Les voitures sans permis Ligier portées par la mode des « ados conducteurs »

Le boom des voitures sans permis chez les adolescents fait les affaires du groupe Ligier. La classe biberon représente désormais un tiers du chiffre d’affaires du constructeur français. Un phénomène qui gagne du terrain.

La mode des conducteurs ados pour les voitures sans permis de marque Ligier

Fini les vulgaires « pots de yaourt ». Les voitures sans permis (VSP), autrefois jugées ringardes, seraient-elles en passe de devenir tendance ? Surtout chez les (très) jeunes conducteurs?

Il n’est pas rare de croiser devant les portes des lycées, voire des collèges, des gamins à peine sortis de l’enfance au volant de ces voiturettes. Une mode qui n’est pas pour déplaire au constructeur français Ligier-Microcar, dont le siège se trouve à Abrest (Allier), près de Vichy.

Créée par feu Guy Ligier en 1969, la PME familiale est aujourd’hui conduite par le petit-fils de l’ancien pilote automobile. En quelques années, le leader européen de la VSP, qui se partage le marché avec son concurrent Aixam, a vu évoluer cette nouvelle niche. En 2019, Ligier a produit 14 500 VSP, soit une croissance annuelle de 7,8 %. Et les usines Ligier tournent à plein régime. 90 véhicules par jour sortent des chaines d’Abrest et de Boufféré, l’autre site de la marque en Vendée. Des chiffres jamais atteints jusque-là.
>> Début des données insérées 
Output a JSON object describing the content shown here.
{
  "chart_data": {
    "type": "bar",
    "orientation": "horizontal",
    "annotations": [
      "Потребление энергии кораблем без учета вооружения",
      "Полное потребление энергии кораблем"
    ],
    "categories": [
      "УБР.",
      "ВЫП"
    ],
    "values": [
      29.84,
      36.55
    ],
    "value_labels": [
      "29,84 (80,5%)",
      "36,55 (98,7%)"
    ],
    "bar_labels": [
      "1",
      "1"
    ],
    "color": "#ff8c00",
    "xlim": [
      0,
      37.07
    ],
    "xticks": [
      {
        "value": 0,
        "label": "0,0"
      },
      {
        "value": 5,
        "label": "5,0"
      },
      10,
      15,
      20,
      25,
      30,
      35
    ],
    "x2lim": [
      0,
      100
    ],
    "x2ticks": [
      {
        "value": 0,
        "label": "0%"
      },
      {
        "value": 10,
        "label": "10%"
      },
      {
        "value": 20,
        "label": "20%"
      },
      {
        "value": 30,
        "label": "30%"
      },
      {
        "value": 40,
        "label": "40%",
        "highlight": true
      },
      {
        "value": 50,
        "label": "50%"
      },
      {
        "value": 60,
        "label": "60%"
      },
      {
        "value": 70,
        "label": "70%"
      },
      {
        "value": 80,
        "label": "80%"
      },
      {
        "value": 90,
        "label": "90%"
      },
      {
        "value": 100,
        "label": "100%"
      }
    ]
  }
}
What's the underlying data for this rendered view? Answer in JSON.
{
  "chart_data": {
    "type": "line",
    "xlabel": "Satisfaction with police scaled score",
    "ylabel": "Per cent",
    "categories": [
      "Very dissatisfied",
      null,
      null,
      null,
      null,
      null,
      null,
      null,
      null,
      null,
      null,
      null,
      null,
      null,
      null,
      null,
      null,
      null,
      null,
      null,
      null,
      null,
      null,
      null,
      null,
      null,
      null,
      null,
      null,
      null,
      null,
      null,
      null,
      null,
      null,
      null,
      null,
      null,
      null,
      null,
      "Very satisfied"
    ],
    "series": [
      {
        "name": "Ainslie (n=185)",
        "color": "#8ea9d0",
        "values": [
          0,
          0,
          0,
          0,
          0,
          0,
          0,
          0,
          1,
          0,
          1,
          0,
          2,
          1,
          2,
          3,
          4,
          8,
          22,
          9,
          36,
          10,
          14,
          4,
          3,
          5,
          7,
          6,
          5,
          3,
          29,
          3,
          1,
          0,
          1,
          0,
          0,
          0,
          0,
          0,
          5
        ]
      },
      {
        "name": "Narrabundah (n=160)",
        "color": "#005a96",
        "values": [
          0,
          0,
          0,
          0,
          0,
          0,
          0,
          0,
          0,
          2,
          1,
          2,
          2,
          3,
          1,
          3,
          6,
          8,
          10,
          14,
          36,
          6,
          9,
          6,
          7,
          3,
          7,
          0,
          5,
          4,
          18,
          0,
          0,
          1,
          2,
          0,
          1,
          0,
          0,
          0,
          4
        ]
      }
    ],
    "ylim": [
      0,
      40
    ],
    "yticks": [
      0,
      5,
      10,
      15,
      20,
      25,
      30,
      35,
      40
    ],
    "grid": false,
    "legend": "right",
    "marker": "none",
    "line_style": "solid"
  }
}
Une alternative aux deux-roues pour les adolescents

« Historiquement, nos acheteurs étaient plutôt des personnes âgées, surtout des femmes, habitant en milieu rural ou péri-urbain, qui n’avaient pas les moyens de passer le permis. Mais les choses ont beaucoup évolué« , analyse François Ligier, 39 ans.
Surtout depuis janvier 2013, année du changement de législation. Le permis autrefois appelé BSR, a été remplacé par le permis AM, permettant de conduire un cyclo et une voiturette, et ce à partir de 14 ans, à condition toutefois de s’acquitter de 7 heures d’apprentissage code et conduite en auto-école. 

Depuis, l’engouement des familles pour les voiturettes bridées à 45 km/h ne se dément pas. Plus sûres, plus confortables qu’un deux-roues, les VSP rassurent. « Contrairement aux idées reçues, le taux d’accidentologie est très faible. Les parents préfèrent savoir leurs enfants dans nos véhicules que sur des scooters, beaucoup plus dangereux. Du coup, les ados sont devenus prescripteurs. Ils voient dans nos voitures un produit cool », souligne le constructeur, qui réalise désormais un tiers de son chiffre d’affaires grâce à sa nouvelle clientèle.

Électrifier 40 % de la flotte

Pourtant, la VSP a un coût non négligeable : entre 9 000 et 15 000 euros pour un véhicule neuf, selon les options. Mais le plus gros écueil reste sa motorisation diesel. « Nous proposerons les premiers modèles électriques dès l’an prochain, confie François Ligier. L’objectif est d’électrifier 40 % de notre flotte d’ici 2024. C’est très ambitieux !« 

Persuadé de tenir un filon d’avenir, le constructeur français voit encore « une marge de progression importante en Europe » sur le segment des ados conducteurs. « Nous souhaitons atteindre les 200 millions d’euros de chiffre d’affaires d’ici 2023« , projette le PDG du groupe. Nul doute que la jeune garde contribuera à doper le moteur Ligier.